ボーマティックはついに耐磁性能を失った、と勘違いしたのには相応の理由があった。2019年、筆者は鳴り物入りで導入したツインスピアのシリコンヒゲゼンマイが、某社の特許に被ったという情報を聞いた。関係者からではないが、これは十分信頼できる情報である。公式の発表ではメンテナンス性を考えたため、だったが、それは違うと思っている。結果、ボーマティックは耐磁ケースを収める仕様に改められ、2020年はついに耐磁性能さえもなくなった、と考えていた。プレスリリースにも、ウェブサイトにも1500ガウス耐磁と書いていないのだから、そう考えるのは当然だろう。
耐磁性能を与える裏技を編み出していた
しかし、ボーム&メルシエは、ツインスピアのシリコンヒゲを使わずとも、「裏スケ」で1500ガウスの耐磁性能を与える裏技を編み出していたのである。これは2020年からと思っていたが、ボーム&メルシエ曰く「2019年モデルから変更した」とのこと。BM13-1975Aは、シリコンヒゲの採用を止めたものの、脱進機は従来に同じシリコン製のため、そもそもかなりの耐磁性がある。

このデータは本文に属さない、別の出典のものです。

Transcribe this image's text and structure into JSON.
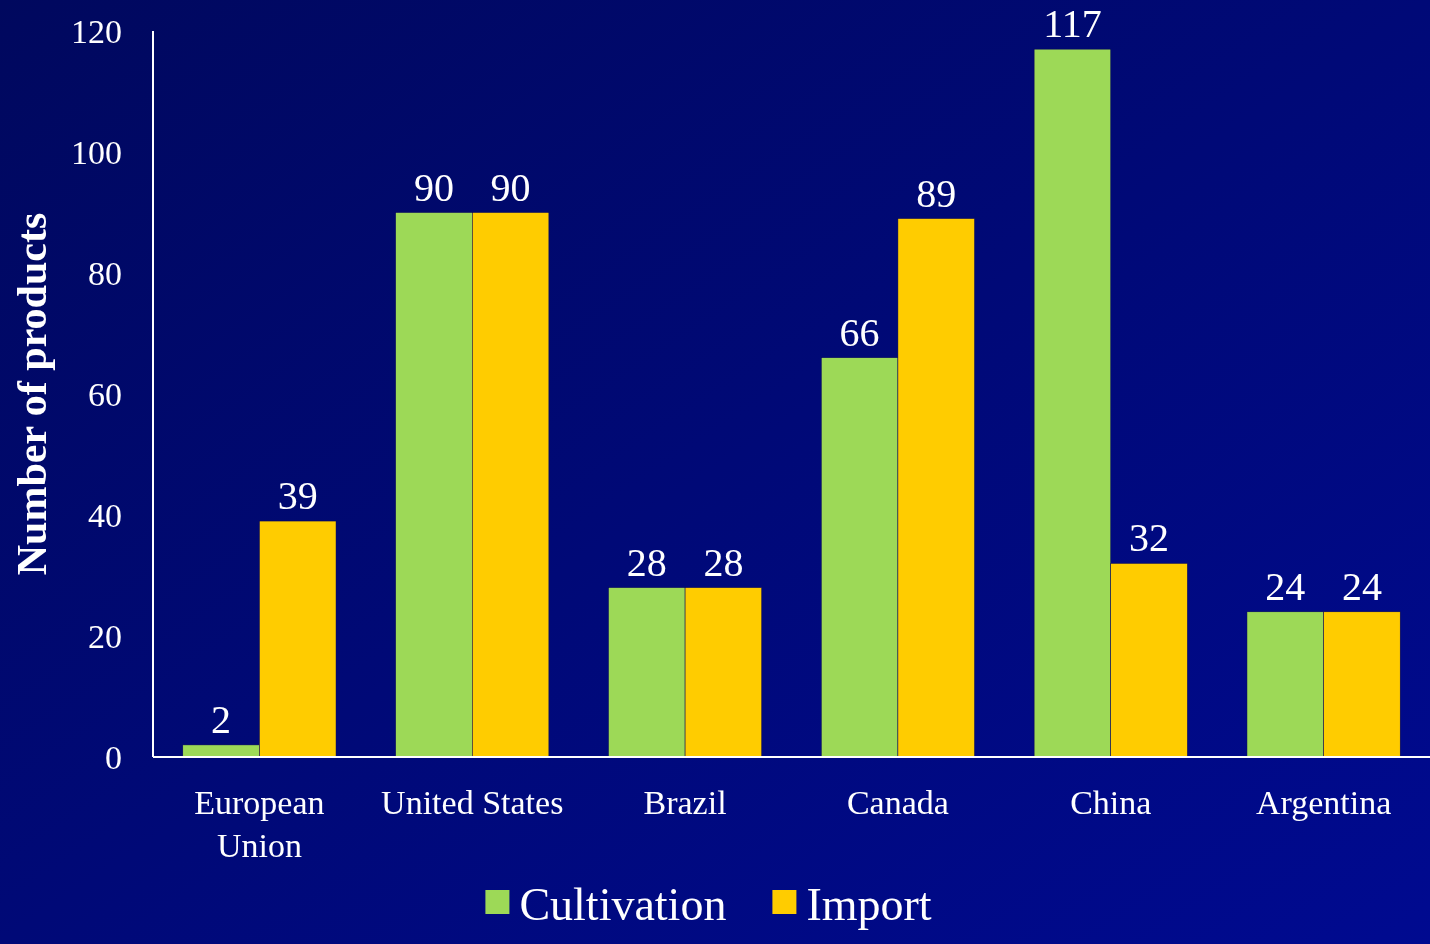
{
  "chart_data": {
    "type": "bar",
    "ylabel": "Number of products",
    "categories": [
      "European Union",
      "United States",
      "Brazil",
      "Canada",
      "China",
      "Argentina"
    ],
    "series": [
      {
        "name": "Cultivation",
        "color": "#9dd957",
        "values": [
          2,
          90,
          28,
          66,
          117,
          24
        ]
      },
      {
        "name": "Import",
        "color": "#ffcc00",
        "values": [
          39,
          90,
          28,
          89,
          32,
          24
        ]
      }
    ],
    "ylim": [
      0,
      120
    ],
    "yticks": [
      0,
      20,
      40,
      60,
      80,
      100,
      120
    ],
    "grid": false,
    "legend": "bottom",
    "data_labels": true
  }
}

加えて文字盤側に耐磁の素材を差し込み、ムーブメントホルダーをクロムコア素材(真鍮とクロムの合金)に代えることで、従来に同じ1500ガウスの耐磁性能を得たという。裏蓋はシースルーだが、それでも1500ガウスを実現したのだから大したものだ。
搭載するBM13-1975Aは、その基本設計を、カルティエの1847MCに寄っている。巻き上げはラチェット式のマジッククリックで、輪列の配置も同じ、加えて受けをピラーで支える構造も違いはない。大きな違いは香箱。地板の直径を28.8mmに拡大することで、約5日間のパワーリザーブを持つ、大きな香箱を載せることに成功した。なお、シリコン製のヒゲゼンマイを持つBM13-1975Aは、緩急針のないフリースプラングテンプだった。シリコン製のヒゲゼンマイを緩急針で挟むと、割れる可能性があるからこれは当然だろう。対して普通のヒゲゼンマイに置き換わったBM13-1975Aはエタクロン風の緩急針が付いている。なお、テンプの受けにはフリースプラングのマスロットを調整する切り欠きが残っており、変更が急であったことをうかがわせる。

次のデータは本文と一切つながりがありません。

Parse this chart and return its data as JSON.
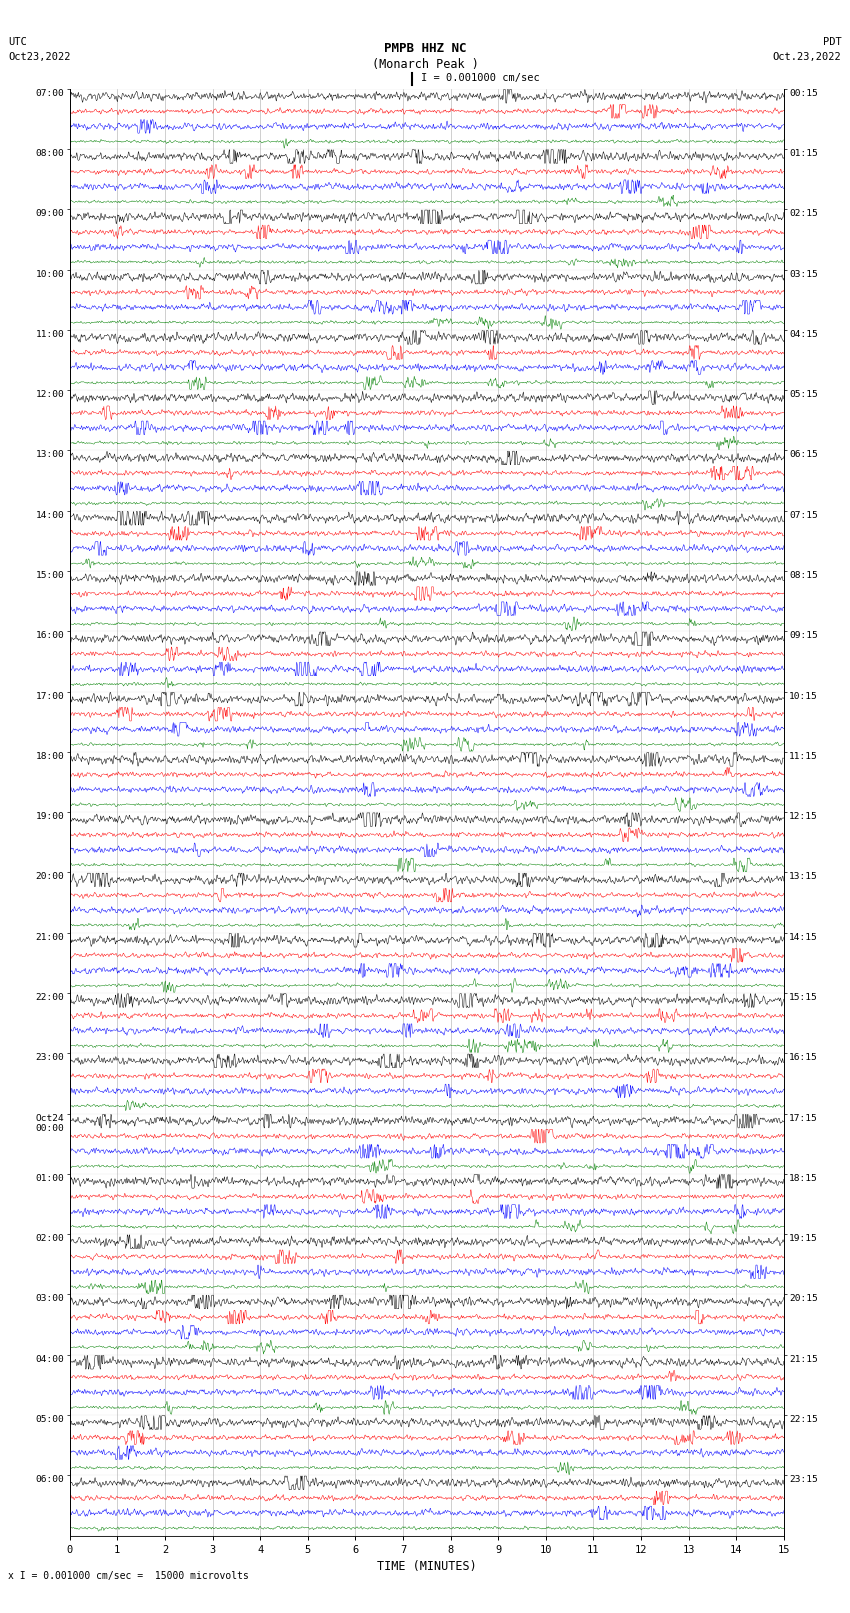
{
  "title_line1": "PMPB HHZ NC",
  "title_line2": "(Monarch Peak )",
  "scale_label": "I = 0.001000 cm/sec",
  "utc_label": "UTC",
  "date_left": "Oct23,2022",
  "date_right": "Oct.23,2022",
  "pdt_label": "PDT",
  "xlabel": "TIME (MINUTES)",
  "bottom_note": "x I = 0.001000 cm/sec =  15000 microvolts",
  "left_times": [
    "07:00",
    "08:00",
    "09:00",
    "10:00",
    "11:00",
    "12:00",
    "13:00",
    "14:00",
    "15:00",
    "16:00",
    "17:00",
    "18:00",
    "19:00",
    "20:00",
    "21:00",
    "22:00",
    "23:00",
    "00:00",
    "01:00",
    "02:00",
    "03:00",
    "04:00",
    "05:00",
    "06:00"
  ],
  "left_times_extra": [
    "Oct24"
  ],
  "right_times": [
    "00:15",
    "01:15",
    "02:15",
    "03:15",
    "04:15",
    "05:15",
    "06:15",
    "07:15",
    "08:15",
    "09:15",
    "10:15",
    "11:15",
    "12:15",
    "13:15",
    "14:15",
    "15:15",
    "16:15",
    "17:15",
    "18:15",
    "19:15",
    "20:15",
    "21:15",
    "22:15",
    "23:15"
  ],
  "n_rows": 24,
  "n_traces_per_row": 4,
  "colors": [
    "black",
    "red",
    "blue",
    "green"
  ],
  "bg_color": "#ffffff",
  "plot_bg": "#ffffff",
  "x_min": 0,
  "x_max": 15,
  "x_ticks": [
    0,
    1,
    2,
    3,
    4,
    5,
    6,
    7,
    8,
    9,
    10,
    11,
    12,
    13,
    14,
    15
  ],
  "tick_fontsize": 7.5,
  "label_fontsize": 8.5,
  "title_fontsize": 9,
  "noise_scale": [
    0.12,
    0.07,
    0.09,
    0.04
  ],
  "trace_lw": 0.35,
  "vline_color": "#888888",
  "vline_lw": 0.4
}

BM13-1975Aは触っていないが、兄弟機である1847MCや、2018年度版のボーマティックを触った感想から想像するに、感触は良いだろう。クロムコアを挟み込んだため、シリコンヒゲを載せたモデルよりわずかに重くなっているはずだが、ケースが薄いためさほど影響はなさそうだ。なお、耐磁板を加えたためか、2018年モデルと比べて、ケース厚は0.8mm増している。

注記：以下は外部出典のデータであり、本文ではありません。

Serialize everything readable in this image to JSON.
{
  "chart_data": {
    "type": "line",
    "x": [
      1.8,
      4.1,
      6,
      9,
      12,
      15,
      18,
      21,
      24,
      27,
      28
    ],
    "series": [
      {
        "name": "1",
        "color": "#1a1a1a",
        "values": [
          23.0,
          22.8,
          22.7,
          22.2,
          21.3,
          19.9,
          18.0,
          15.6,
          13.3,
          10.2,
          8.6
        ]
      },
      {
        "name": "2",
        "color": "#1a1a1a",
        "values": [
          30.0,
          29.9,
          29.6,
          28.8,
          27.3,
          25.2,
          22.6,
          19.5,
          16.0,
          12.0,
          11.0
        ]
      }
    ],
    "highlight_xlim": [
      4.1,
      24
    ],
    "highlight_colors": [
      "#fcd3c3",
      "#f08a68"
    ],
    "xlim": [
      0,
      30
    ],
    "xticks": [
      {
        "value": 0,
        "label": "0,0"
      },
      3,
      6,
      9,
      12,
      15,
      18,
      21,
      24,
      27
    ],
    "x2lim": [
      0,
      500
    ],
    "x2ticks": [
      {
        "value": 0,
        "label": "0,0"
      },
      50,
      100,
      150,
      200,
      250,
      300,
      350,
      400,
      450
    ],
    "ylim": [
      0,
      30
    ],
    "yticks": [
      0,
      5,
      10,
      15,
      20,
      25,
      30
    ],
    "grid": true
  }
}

さて、クロノス日本版では、かつて本作を最良の実用時計か?ぐらいの勢いで褒めちぎった。2020年も、わずかに変わったものの、その個性がいささかも損じられていないことを大いに喜びたい。しかも3針モデルの価格は、COSCのクロノメーターが付いて、1500ガウスの耐磁性を備え、約5日間のパワーリザーブが付いて34万円(税抜:革ベルト付きは33万円)なのだ。うーん普通に使う機械式時計として、これはすごくいいと思う。未見だけどね。